Homme de communication et de surcroît procédurier, il fait condamner la présidente de la Région, Carole Delga, pour discrimination(*). Il supprime les repas sans porc à la cantine malgré la décision du Conseil d'État de débouter la mairie. Julien Sanchez et son avocate, Sylvie Josserand - qui deviendra députée de la 6e circonscription en 2024 - s'engouffrent dans les failles de notre système judiciaire. La mairie multiplie alors les délibérations, permettant à ses décisions de rester effectives malgré les condamnations de la justice, comme c’est le cas pour l’installation, chaque année, de la crèche dans l’enceinte de l'hôtel de ville. 
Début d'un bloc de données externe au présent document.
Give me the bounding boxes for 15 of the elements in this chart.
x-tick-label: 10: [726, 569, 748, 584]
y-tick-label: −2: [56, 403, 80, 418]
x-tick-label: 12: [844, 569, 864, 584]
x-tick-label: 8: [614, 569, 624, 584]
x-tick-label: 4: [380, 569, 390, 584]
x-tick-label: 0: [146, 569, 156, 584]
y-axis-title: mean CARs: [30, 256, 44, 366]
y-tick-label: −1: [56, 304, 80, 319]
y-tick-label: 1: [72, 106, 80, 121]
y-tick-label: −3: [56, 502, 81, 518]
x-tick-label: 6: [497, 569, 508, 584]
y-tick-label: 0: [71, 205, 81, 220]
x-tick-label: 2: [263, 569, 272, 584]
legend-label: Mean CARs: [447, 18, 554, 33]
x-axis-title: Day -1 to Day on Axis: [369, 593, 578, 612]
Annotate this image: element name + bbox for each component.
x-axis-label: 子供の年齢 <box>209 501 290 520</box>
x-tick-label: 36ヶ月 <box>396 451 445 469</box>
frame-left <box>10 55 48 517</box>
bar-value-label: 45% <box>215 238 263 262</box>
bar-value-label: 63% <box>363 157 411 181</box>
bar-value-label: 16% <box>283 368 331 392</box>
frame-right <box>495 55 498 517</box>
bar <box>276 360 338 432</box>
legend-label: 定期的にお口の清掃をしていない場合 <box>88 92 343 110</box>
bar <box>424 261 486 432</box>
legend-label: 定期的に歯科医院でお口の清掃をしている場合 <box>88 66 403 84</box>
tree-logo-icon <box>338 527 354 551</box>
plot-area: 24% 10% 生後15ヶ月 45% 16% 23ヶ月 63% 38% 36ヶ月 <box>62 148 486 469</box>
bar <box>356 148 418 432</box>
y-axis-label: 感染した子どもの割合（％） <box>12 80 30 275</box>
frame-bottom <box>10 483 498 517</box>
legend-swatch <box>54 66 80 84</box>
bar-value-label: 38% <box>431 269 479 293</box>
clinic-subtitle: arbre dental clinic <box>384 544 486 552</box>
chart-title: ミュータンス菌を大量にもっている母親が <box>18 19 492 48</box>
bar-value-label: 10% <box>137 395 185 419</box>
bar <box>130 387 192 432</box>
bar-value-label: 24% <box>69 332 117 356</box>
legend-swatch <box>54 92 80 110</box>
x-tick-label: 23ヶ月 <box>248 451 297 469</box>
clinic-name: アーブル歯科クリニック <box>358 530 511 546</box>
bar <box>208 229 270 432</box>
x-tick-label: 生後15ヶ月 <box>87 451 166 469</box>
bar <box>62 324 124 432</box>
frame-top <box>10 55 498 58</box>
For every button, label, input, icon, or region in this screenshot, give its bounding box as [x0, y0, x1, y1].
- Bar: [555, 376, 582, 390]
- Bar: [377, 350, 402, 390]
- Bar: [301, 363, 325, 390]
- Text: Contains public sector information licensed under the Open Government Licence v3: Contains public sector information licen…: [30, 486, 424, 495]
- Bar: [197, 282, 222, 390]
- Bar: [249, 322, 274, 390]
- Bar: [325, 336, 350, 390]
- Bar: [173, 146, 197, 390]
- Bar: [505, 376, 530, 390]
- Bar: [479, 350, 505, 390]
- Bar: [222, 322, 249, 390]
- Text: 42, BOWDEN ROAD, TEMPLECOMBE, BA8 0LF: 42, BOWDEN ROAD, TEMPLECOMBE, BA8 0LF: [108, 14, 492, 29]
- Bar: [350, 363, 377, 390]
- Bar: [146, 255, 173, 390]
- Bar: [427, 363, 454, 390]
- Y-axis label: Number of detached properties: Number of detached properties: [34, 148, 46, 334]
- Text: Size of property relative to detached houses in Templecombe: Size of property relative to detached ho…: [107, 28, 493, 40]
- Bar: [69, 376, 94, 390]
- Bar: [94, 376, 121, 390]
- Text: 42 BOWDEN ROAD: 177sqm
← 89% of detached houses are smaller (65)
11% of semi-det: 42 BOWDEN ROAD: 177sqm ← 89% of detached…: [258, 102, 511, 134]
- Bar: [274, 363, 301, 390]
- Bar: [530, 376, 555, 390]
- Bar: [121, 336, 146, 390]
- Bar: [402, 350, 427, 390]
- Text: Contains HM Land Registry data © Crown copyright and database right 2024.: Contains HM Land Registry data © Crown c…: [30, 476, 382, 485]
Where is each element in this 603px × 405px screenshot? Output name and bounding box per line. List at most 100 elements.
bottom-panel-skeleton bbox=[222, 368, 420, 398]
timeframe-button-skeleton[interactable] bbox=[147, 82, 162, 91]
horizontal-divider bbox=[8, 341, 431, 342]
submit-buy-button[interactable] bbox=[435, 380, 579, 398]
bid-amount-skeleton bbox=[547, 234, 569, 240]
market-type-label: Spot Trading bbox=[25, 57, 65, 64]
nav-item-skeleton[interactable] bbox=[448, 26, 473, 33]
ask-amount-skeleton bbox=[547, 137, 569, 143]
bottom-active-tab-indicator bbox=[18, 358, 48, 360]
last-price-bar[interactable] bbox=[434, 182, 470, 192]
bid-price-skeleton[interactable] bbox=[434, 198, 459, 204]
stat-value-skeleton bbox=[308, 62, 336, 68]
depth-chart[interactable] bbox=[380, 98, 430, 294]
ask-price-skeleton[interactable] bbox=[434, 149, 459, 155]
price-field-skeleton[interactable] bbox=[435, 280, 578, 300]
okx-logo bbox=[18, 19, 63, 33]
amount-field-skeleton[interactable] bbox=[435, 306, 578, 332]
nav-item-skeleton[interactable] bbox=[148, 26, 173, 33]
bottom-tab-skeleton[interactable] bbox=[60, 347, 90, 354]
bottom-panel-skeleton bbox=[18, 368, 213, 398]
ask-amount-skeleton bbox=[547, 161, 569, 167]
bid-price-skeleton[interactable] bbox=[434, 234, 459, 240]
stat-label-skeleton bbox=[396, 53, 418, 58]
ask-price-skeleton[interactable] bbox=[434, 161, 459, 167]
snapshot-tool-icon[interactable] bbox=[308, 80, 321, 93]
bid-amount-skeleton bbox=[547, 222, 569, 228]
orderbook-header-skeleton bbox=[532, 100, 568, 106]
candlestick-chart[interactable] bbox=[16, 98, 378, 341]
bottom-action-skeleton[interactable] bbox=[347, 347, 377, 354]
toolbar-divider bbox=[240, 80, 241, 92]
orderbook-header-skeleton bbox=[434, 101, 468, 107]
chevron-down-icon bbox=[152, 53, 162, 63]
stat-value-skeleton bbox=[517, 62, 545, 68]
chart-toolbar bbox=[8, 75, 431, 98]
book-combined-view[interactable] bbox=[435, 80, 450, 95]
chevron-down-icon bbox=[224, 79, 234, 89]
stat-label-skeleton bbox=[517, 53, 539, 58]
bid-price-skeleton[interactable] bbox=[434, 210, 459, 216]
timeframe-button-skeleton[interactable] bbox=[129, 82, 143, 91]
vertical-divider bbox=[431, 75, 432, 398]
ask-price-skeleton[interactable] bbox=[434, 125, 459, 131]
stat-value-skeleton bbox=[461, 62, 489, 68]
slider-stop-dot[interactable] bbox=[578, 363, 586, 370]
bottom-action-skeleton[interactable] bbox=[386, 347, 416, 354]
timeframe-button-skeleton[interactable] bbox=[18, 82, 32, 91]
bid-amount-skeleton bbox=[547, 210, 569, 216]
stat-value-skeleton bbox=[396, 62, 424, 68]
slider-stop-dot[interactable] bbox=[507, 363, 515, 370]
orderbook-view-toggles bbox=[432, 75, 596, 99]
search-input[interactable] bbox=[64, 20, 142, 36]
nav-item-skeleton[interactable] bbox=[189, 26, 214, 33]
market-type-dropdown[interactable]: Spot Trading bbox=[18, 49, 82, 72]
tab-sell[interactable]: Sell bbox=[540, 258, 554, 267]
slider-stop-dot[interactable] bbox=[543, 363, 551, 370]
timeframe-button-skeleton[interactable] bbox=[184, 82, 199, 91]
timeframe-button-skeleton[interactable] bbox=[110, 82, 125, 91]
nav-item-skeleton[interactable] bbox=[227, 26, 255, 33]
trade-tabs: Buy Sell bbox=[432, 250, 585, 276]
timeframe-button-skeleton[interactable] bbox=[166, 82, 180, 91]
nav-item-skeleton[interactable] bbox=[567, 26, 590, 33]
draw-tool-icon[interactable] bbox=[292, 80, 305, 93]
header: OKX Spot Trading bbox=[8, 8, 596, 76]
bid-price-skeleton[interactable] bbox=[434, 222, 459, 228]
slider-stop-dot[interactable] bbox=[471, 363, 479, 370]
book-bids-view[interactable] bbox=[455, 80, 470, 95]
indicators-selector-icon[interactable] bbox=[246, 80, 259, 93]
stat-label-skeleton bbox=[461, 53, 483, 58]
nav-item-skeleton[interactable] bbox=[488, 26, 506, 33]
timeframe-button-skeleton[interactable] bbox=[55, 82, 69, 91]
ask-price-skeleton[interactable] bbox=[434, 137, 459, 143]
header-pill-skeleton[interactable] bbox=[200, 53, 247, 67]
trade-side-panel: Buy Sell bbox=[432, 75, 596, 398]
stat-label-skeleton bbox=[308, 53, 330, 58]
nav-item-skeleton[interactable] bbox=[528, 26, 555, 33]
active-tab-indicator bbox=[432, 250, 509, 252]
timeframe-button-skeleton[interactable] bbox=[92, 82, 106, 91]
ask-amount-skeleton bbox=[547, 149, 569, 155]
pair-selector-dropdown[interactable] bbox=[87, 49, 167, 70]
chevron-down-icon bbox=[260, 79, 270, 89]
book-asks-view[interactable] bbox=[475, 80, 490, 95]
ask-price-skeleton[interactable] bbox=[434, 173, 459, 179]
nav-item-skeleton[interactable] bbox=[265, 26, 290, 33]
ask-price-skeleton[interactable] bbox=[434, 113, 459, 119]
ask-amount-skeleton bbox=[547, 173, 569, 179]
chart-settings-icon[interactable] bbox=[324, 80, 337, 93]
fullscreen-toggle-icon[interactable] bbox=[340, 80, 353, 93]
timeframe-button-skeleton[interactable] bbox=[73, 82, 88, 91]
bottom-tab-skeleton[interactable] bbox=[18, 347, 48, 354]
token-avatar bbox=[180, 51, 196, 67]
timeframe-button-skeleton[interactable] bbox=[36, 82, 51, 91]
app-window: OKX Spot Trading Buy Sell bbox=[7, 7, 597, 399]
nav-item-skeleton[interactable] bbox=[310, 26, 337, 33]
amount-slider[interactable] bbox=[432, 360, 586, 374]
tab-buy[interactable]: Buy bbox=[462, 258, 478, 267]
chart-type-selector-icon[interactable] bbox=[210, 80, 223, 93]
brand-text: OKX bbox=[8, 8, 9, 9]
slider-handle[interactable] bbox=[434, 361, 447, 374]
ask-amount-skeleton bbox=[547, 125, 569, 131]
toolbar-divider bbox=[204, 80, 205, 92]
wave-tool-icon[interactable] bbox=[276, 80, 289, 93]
Cette stratégie ne semble toutefois pas déranger ses administrés. En 2020, Julien Sanchez est réélu dès le 1er tour avec 60% des voix. Beaucaire, « le laboratoire » comme le qualifiera Marine Le Pen, a participé à la dédiabolisation du FN et, par conséquent, à son idéologie. Ce n’est donc pas un hasard si, quelques années plus tard, en 2017 et 2022, la fille Le Pen se retrouve propulsée au second tour des élections présidentielles. Et si, aujourd'hui, le RN dispose de 125 députés contre 2 en 2012. 

*À noter que la Cour Européenne des droits de l’Homme a rendu une décision par laquelle elle condamne, à l’unanimité des 7 juges, la décision de la Cour d’appel de Nîmes pour violation de l’article 7 de la Convention européenne des droits de l’Homme.